The area has become a focal point of the U.S.’s attempts to attack al-Queda and Taliban militants. Drone raids in the wars in the Middle East have become more frequent under the Obama administration.
The Wall Street Journal, which reports that 26 died in Friday’s strikes, notes the vitriol with which Pakistani locals and officials have responded to the attacks which have killed some senior terrorist leaders but have also killed many civilians. Pakistan is supposed to be an ally of the U.S. in the fight against militants in the region.
WSJ reports on the escalating tensions between Pakistan and the U.S.:
Friday's attack shows how the U.S. remains intent on continuing drone strikes despite Pakistan's protest. Pakistan-U.S. relations sank to a new low this year after Raymond Davis, an American CIA contractor, shot dead two Pakistanis who allegedly tried to rob him in the Pakistani city of Lahore in January.
Mr. Davis, who faced murder charges, was freed last month after the U.S. government paid compensation to the families of the dead men.
Despite the increasingly heated rhetoric, no side wants to break the partnership, which is critical for both allies. While Pakistan depends heavily on American military and financial aid, Washington needs the support of Islamabad to help fight the Taliban in the border areas with Afghanistan.
This comes the same day that the U.S. announced the sale of 85 surveillance drones to Pakistan.
The tensions are getting more and attention with the approach of President Barack Obama’s July deadline to begin a troop drawdown in the Afghanistan conflict.
Reports say that senior U.S. and Pakistani military officials have come to a stalemate over recent drone attacks, with Adm. Mike Mullen openly criticizing Pakistani leadership.
In a series of interviews with the Pakistani media, Mullen made strong and pointed statements criticizing the Pakistani intelligence agency’s support for a group of Afghan insurgents, based in Pakistan and linked to al-Qaeda, who have been responsible for many lethal attacks on U.S. and NATO forces.

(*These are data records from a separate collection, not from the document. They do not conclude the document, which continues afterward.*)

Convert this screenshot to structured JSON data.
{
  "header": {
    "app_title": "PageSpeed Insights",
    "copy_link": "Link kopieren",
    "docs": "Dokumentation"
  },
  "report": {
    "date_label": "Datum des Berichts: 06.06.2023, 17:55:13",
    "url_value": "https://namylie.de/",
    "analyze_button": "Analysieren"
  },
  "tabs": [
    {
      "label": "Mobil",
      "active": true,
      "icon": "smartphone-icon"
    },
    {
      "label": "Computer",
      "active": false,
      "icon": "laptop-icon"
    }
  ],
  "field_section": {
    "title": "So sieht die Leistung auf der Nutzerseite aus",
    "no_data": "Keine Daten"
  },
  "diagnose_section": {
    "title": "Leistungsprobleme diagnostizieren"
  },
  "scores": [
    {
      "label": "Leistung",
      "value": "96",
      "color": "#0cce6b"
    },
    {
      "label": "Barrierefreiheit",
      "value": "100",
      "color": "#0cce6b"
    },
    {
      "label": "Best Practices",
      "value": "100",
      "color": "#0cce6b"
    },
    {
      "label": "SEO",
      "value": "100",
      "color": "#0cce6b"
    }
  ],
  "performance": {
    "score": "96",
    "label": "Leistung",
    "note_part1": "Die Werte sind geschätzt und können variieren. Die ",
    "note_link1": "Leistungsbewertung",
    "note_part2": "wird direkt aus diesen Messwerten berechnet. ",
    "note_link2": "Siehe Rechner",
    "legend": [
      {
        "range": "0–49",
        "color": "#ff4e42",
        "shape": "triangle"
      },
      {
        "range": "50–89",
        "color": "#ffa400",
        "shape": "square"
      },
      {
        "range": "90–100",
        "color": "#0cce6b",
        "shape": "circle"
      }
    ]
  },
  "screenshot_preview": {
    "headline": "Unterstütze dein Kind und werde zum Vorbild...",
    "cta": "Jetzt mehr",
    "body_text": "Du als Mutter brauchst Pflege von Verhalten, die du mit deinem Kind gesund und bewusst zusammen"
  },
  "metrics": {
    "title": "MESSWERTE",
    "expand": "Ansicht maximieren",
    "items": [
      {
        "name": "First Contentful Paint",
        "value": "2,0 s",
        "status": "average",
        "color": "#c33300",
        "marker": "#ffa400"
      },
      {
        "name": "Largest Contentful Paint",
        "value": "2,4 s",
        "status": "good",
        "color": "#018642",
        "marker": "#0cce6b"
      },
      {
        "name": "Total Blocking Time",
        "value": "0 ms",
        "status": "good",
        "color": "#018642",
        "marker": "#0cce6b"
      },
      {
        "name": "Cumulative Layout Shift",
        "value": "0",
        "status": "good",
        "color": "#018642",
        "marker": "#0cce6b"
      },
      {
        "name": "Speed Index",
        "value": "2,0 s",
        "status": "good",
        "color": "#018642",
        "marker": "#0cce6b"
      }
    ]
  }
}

Mullen told one newspaper Tuesday that the issue of Pakistan’s reported relationship with the Haqqani network was “at the core” of difficulties between the two governments. He told another newspaper Wednesday that “it is the Haqqani network which is killing Americans across the border” and that his main concern in Pakistan was going after Haqqani and al-Qaeda.
Mullen’s unusually aggressive comments reflected the increasing tension between U.S. and Pakistani security agencies in the past several months, partly over the CIA drone attacks, which are highly controversial in Pakistan, and partly over revelations of U.S. spying activities, which were highlighted by the case of Raymond Davis, a CIA contractor who was accused of killing two Pakistani men in January.